Zeruya Shalev: “Schicksal”

Zeruya Shalev: "Schicksal"

Triste, langatmige und oberflächliche Selbstanklagen zweier fremdbestimmter Frauen. Schade …

Ausführlicher, vielleicht begründeter: https://kommunikativeslesen.com/2021…

Zeruya Shalevs Roman handelt im Wesentlichen von zwei Frauen mit jeweils zwei Familien, einer gegenwärtigen und einer mit einem Ex-Ehemann. Die Geschichte beginnt im britisch besetzten Israel und hört in der Gegenwart auf. Die eine Frau ist über 70, die andere über 50 Jahre alt. Ihre Namen lauten Atara und Rachel.

„Es gibt ja keinen Zusammenhang zwischen dieser Frau und dem, was ihr von ihrem eigenen Leben noch bleibt, und trotzdem steht sie weiter dort in der sengenden Sonne und gibt noch nicht auf. Vielleicht hat sie noch eine letzte Chance, vielleicht muss sie ihm [ihrem Ehemann] folgen, so lange klingeln, bis die Tür geöffnet wird.“

In einer verwickelt-verwobenen Schuld-und-Sühne-Erzählung befreunden diese beiden Frauen sich, geben sich Halt, suchen einen Weg aus dem Schlamassel, aus ideologischen, religiösen, nationalistischen und revolutionären Problemen. Der Roman „Schicksal“ ist jedoch nicht politisch. Er ist äußerst privat und handelt zumeist nur vom inneren Monolog der beiden Frauen, von der Beziehung zu ihren Männern, zu ihren Söhnen und Töchtern, davon, was es heißt, Kinder in einem besetzten Land zu bekommen. In quälend langen Passagen räsonieren sie über die Ehe, die Beziehungen, über das Kindererziehen, über die Möglichkeit, wie alles hätte sein können, wie sie alles hätten besser machen und tun können, wären sie nur in der Lage gewesen, zum richtigen Zeitpunkt das Richtige zu tun, gäbe es nur die Möglichkeit, irgendetwas zwischen Himmel und Erde zu kontrollieren. Ein schöner und in seiner Art in diesem Buch seltener Satz lautet:

„Die Gazelle, ihr Leben, wurde gerissen. Raubtiere haben ihm das Fleisch abgenagt, Geier sich auf seinen Kadaver gestürzt. Die Überreste hat das Feuer verzehrt, und der Wind hat die Asche zerstreut, das ist alles, was übrig geblieben ist, diese schwarze Asche, durch die sie sich tastet.“

Mit großem Bedauern stellt sich nach dem Lesen keinerlei bleibender Eindruck ein. Die Landschaftsbeschreibungen bleiben blass, die psychologischen Analysen platt, die Beziehungen klischiert, und die Probleme oberflächlich und selbstzerstörerisch. Nirgendwo in dem Buch traut sich die Autorin, ihre Figuren von Innen heraus zu beschreiben. Beide Frauen bleiben dezentriert, von außen bestimmt, definiert durch ihre Kinder und Ehemänner, Väter und Mütter, durch ihr Land und ihre Religion, durch Tradition und Erwartungshaltungen ihrer Mitmenschen. Sie fühlen sich wie Spielbälle und bleiben es bis ins letzte Detail. Von Aufbegehren, Widerstand und Selbstbehauptung keine Spur, aber auch nicht von einer wilden, sich zerfleischenden Entblößung und Selbstanklage.

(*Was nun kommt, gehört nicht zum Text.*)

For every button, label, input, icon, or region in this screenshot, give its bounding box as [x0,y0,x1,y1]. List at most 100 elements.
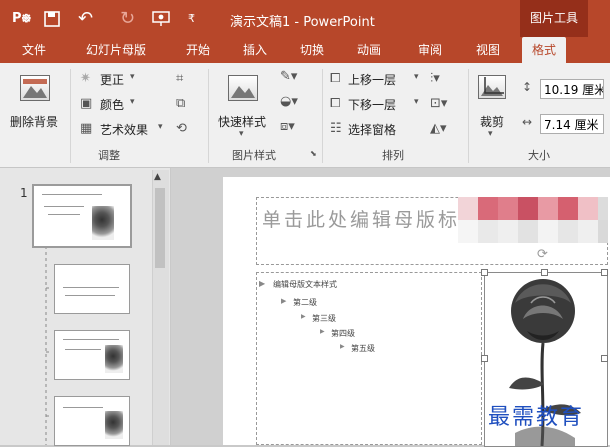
chevron-down-icon: ▾ [130,97,135,107]
group-icon[interactable]: ⊡▾ [430,96,447,111]
ribbon: 删除背景 ✷ 更正 ▾ ▣ 颜色 ▾ ▦ 艺术效果 ▾ ⌗ ⧉ ⟲ 调整 快速样… [0,63,610,168]
chevron-down-icon: ▾ [239,129,244,139]
text-level-3: 第三级 [312,314,336,323]
quick-styles-button[interactable]: 快速样式 ▾ [214,69,272,141]
crop-label: 裁剪 [480,115,505,129]
tab-insert[interactable]: 插入 [243,37,267,63]
align-icon[interactable]: ⫶▾ [430,71,440,86]
tab-slide-master[interactable]: 幻灯片母版 [86,37,146,63]
artistic-effects-icon: ▦ [80,121,93,136]
undo-icon[interactable]: ↶ [78,0,93,37]
artistic-effects-button[interactable]: ▦ 艺术效果 ▾ [80,121,172,139]
chevron-down-icon: ▾ [414,97,419,107]
tab-home[interactable]: 开始 [186,37,210,63]
crop-icon [478,75,506,99]
change-picture-icon[interactable]: ⧉ [176,96,185,111]
compress-pictures-icon[interactable]: ⌗ [176,71,183,86]
selection-pane-icon: ☷ [330,121,342,136]
corrections-label: 更正 [100,73,125,87]
thumb-photo [105,345,123,373]
text-placeholder[interactable] [256,272,482,445]
bullet-icon: ▶ [301,313,306,320]
artistic-effects-label: 艺术效果 [100,123,149,137]
tab-file[interactable]: 文件 [22,37,46,63]
arrange-group-label: 排列 [382,149,404,162]
divider [322,69,323,163]
thumb-text-line [44,206,84,207]
slide-number: 1 [20,186,28,200]
color-label: 颜色 [100,98,125,112]
customize-icon[interactable]: ₹ [188,0,195,37]
color-button[interactable]: ▣ 颜色 ▾ [80,96,158,114]
width-icon: ↔ [522,115,533,129]
reset-picture-icon[interactable]: ⟲ [176,121,187,136]
save-icon[interactable] [44,0,60,37]
slide-master-thumbnail[interactable] [32,184,132,248]
send-backward-label: 下移一层 [348,98,397,112]
resize-handle[interactable] [541,269,548,276]
thumb-title-line [63,407,103,408]
divider [70,69,71,163]
thumb-text-line [65,349,101,350]
rotate-icon[interactable]: ◭▾ [430,121,447,136]
send-backward-button[interactable]: ⧠ 下移一层 ▾ [330,96,422,114]
thumb-title-line [42,194,102,195]
remove-background-icon [20,75,50,101]
text-level-4: 第四级 [331,329,355,338]
bring-forward-button[interactable]: ⧠ 上移一层 ▾ [330,71,422,89]
text-level-5: 第五级 [351,344,375,353]
tab-animations[interactable]: 动画 [357,37,381,63]
thumb-photo [105,411,123,439]
divider [468,69,469,163]
rotate-handle-icon[interactable]: ⟳ [537,247,548,262]
text-level-2: 第二级 [293,298,317,307]
crop-button[interactable]: 裁剪 ▾ [474,69,512,141]
thumb-photo [92,206,114,240]
send-backward-icon: ⧠ [330,96,341,111]
title-placeholder-text: 单击此处编辑母版标题 [262,209,483,231]
bullet-icon: ▶ [281,297,287,305]
resize-handle[interactable] [601,355,608,362]
resize-handle[interactable] [601,269,608,276]
picture-styles-group-label: 图片样式 [232,149,276,162]
thumb-text-line [48,214,80,215]
layout-thumbnail[interactable] [54,330,130,380]
layout-thumbnail[interactable] [54,396,130,446]
selection-pane-button[interactable]: ☷ 选择窗格 [330,121,422,139]
resize-handle[interactable] [481,355,488,362]
slideshow-icon[interactable] [152,0,170,37]
thumb-text-line [65,295,115,296]
chevron-down-icon: ▾ [130,72,135,82]
layout-thumbnail[interactable] [54,264,130,314]
tab-review[interactable]: 审阅 [418,37,442,63]
picture-effects-icon[interactable]: ◒▾ [280,94,298,109]
ribbon-tabs: 文件 幻灯片母版 开始 插入 切换 动画 审阅 视图 格式 [0,37,610,63]
bring-forward-label: 上移一层 [348,73,397,87]
picture-layout-icon[interactable]: ⧈▾ [280,119,295,134]
height-input[interactable]: 10.19 厘米 [540,79,604,99]
sun-icon: ✷ [80,71,91,86]
scrollbar-thumb[interactable] [155,188,165,268]
bullet-icon: ▶ [259,279,266,288]
pixelated-region [458,197,608,243]
quick-styles-icon [228,75,258,101]
powerpoint-icon[interactable]: P᪥ [12,0,31,37]
tab-format[interactable]: 格式 [522,37,567,63]
tab-view[interactable]: 视图 [476,37,500,63]
tab-transitions[interactable]: 切换 [300,37,324,63]
color-icon: ▣ [80,96,93,111]
remove-background-button[interactable]: 删除背景 [4,69,66,139]
picture-border-icon[interactable]: ✎▾ [280,69,297,84]
scroll-up-icon[interactable]: ▲ [154,172,161,182]
corrections-button[interactable]: ✷ 更正 ▾ [80,71,158,89]
bring-forward-icon: ⧠ [330,71,341,86]
text-level-1: 编辑母版文本样式 [273,280,337,289]
resize-handle[interactable] [481,269,488,276]
remove-background-label: 删除背景 [10,115,59,129]
title-bar: P᪥ ↶ ↻ ₹ 演示文稿1 - PowerPoint 图片工具 [0,0,610,37]
selection-pane-label: 选择窗格 [348,123,397,137]
divider [208,69,209,163]
redo-icon[interactable]: ↻ [120,0,135,37]
width-input[interactable]: 7.14 厘米 [540,114,604,134]
dialog-launcher-icon[interactable]: ⬊ [310,149,317,158]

Der Roman bleibt im Fahrwasser des Ungefähren, handelt aber von Tod, Krankheit, Vergewaltigung und Terrorismus. Nicht das Menschliche steht im Vordergrund, sondern das Oberflächenspiel, das Sprechen während einer Familienfeier, der Tratsch und Klatsch, den man ungefährlich zum Besten geben kann. Sehr schade. Ich stand dem Buch sehr positiv gegenüber. Ich habe es am Ende nur noch mit Mühe und mit stets zufallenden Augen lesen können, so staccatohaft und parataktisch rasten die Selbstbeschuldigungen über die Figuren einher, ohne irgendwo Intensität zu erzeugen. Ich kann nicht einmal sagen, dass ich es bereue, dieses Buch gelesen zu haben. Es liegt im Unentschiedenen, farblos und aussagelos. Ich gebe einen Stern, weil das Buch sehr lang ist und sehr langweilt.

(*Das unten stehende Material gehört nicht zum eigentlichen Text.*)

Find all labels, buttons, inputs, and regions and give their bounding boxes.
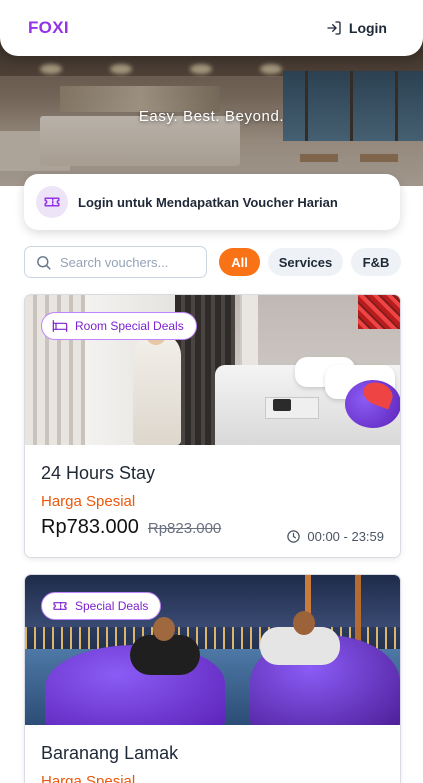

Eine thematisch ähnliche viel kürzere Geschichte, interessant und intensiv, bekommt man mit dem Theaterstück von Jean-Pau Sartre „Die Eingeschlossenen von Altona“ geboten, und die ehrlichere Variante dieses Buches lautet „Kinder der Toten“ und wurde von Elfriede Jelinek geschrieben, ist aber viel länger, aber auch viel lesenswerter.